Clinical Lesions - Pathway Power Outs

- Cortical Lesion (Sensory Cortex):
- Contralateral sensory loss (hemianesthesia), often with graphesthesia/stereognosis deficits.
- Thalamic Lesion (VPL/VPM Nuclei):
- Complete contralateral sensory loss. Chronic evolution may lead to Dejerine-Roussy syndrome (central post-stroke pain).
- Spinal Cord Syndromes:
- Brown-Séquard Syndrome (Hemicord Lesion):
- Ipsilateral loss of vibration, proprioception, and light touch below the lesion.
- Contralateral loss of pain and temperature starting 1-2 segments below the lesion.
- Tabes Dorsalis (Neurosyphilis):
- Demyelination of dorsal columns → bilateral loss of proprioception/vibration.
- Syringomyelia (Anterior White Commissure):
- Bilateral loss of pain and temperature in a "cape-like" distribution (C8-T1).

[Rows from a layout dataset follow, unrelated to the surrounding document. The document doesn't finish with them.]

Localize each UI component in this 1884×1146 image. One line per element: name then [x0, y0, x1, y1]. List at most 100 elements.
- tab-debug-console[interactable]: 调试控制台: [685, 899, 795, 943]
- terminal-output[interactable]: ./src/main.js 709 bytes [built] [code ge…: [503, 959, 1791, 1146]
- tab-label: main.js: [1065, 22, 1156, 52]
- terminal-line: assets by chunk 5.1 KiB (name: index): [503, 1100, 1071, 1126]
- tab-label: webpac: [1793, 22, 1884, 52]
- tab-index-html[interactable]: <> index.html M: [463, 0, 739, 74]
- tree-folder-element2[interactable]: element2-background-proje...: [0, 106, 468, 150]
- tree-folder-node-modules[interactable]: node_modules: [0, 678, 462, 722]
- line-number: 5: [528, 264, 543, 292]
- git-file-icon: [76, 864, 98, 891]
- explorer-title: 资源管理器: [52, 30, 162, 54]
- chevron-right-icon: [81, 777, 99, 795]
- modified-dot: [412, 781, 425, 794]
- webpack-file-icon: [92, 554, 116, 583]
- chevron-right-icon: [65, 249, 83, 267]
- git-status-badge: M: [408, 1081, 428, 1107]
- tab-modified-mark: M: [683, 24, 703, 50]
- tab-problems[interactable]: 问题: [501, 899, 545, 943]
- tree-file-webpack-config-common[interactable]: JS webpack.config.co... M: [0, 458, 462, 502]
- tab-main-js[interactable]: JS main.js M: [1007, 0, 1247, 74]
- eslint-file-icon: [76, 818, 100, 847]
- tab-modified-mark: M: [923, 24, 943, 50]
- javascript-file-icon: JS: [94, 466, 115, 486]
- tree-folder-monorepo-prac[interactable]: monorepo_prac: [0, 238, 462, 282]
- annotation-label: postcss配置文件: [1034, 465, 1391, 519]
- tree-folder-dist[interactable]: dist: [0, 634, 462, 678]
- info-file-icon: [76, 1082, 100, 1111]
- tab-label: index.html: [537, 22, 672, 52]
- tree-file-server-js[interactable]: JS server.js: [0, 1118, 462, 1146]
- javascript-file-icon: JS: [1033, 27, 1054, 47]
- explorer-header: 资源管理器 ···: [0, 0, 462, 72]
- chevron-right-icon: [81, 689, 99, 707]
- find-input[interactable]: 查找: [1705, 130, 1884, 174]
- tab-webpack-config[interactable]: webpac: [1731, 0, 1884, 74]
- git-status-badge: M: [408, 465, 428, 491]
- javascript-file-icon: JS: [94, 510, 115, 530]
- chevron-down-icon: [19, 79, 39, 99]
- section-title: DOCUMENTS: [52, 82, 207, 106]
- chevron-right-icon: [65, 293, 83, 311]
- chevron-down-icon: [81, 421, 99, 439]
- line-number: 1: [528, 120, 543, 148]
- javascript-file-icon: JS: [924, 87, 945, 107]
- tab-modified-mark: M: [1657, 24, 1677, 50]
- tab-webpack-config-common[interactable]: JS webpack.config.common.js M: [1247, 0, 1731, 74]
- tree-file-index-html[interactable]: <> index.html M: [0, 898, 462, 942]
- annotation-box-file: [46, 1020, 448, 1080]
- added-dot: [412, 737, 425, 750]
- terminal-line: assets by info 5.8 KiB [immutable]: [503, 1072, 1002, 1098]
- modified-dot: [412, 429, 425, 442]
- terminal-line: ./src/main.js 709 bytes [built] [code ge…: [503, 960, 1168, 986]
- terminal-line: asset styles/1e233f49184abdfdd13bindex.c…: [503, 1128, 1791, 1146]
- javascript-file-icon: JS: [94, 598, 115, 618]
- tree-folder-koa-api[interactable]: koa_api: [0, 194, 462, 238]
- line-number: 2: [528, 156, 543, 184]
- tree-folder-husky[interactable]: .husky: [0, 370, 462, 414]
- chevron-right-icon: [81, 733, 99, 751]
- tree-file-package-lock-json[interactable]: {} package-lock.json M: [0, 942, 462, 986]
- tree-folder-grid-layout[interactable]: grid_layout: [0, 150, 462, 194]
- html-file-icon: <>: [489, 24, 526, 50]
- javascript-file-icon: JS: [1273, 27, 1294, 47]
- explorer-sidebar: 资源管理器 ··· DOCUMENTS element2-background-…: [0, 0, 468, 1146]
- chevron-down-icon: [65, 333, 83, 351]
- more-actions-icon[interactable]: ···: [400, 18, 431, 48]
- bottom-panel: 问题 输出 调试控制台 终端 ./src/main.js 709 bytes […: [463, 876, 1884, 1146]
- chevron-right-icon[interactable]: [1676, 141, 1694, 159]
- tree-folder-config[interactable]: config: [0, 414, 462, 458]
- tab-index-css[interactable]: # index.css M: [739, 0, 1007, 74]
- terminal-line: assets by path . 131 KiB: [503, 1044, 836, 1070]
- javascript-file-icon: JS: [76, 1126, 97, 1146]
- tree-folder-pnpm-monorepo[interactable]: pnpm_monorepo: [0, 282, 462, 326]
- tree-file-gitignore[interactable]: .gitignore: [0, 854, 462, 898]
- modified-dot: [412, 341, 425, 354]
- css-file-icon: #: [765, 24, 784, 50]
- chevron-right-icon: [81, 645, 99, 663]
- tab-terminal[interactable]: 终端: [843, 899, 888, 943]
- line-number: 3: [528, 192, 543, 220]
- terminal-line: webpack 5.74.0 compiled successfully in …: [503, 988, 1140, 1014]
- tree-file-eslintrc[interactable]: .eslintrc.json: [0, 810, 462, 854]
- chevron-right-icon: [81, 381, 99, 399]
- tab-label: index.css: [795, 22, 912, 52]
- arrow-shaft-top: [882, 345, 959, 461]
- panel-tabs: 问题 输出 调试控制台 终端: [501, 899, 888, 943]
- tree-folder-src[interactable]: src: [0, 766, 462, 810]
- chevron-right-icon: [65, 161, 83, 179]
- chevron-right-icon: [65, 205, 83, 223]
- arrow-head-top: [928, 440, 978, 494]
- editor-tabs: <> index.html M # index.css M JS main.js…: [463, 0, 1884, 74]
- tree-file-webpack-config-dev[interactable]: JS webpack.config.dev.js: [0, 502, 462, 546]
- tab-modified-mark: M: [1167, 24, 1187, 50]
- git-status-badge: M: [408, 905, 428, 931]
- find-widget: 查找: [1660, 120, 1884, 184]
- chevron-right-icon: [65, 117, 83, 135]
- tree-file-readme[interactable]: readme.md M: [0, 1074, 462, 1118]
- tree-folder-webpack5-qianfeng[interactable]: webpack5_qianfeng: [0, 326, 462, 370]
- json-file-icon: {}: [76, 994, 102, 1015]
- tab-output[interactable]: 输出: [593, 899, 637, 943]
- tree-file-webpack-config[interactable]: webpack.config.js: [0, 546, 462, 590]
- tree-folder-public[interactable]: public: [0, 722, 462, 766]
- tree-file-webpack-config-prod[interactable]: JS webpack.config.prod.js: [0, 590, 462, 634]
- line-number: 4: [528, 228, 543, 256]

- Brown-Séquard Syndrome (Hemicord Lesion):
⭐ In Brown-Séquard syndrome, ipsilateral motor paralysis and dorsal column sensory loss occur at and below the lesion level, but contralateral pain/temp loss spares the segments of entry before crossing.
- The Dorsal Column-Medial Lemniscus (DCML) pathway handles fine touch, vibration, and proprioception, decussating in the medulla.
- The Anterolateral (Spinothalamic) tract conveys pain, temperature, and crude touch, decussating in the spinal cord.
- Facial sensation is carried by the trigeminal pathway to the VPM nucleus of the thalamus; body sensation goes to the VPL nucleus.
- All third-order neurons project from the thalamus to the primary somatosensory cortex.
- This cortex is somatotopically organized as the sensory homunculus.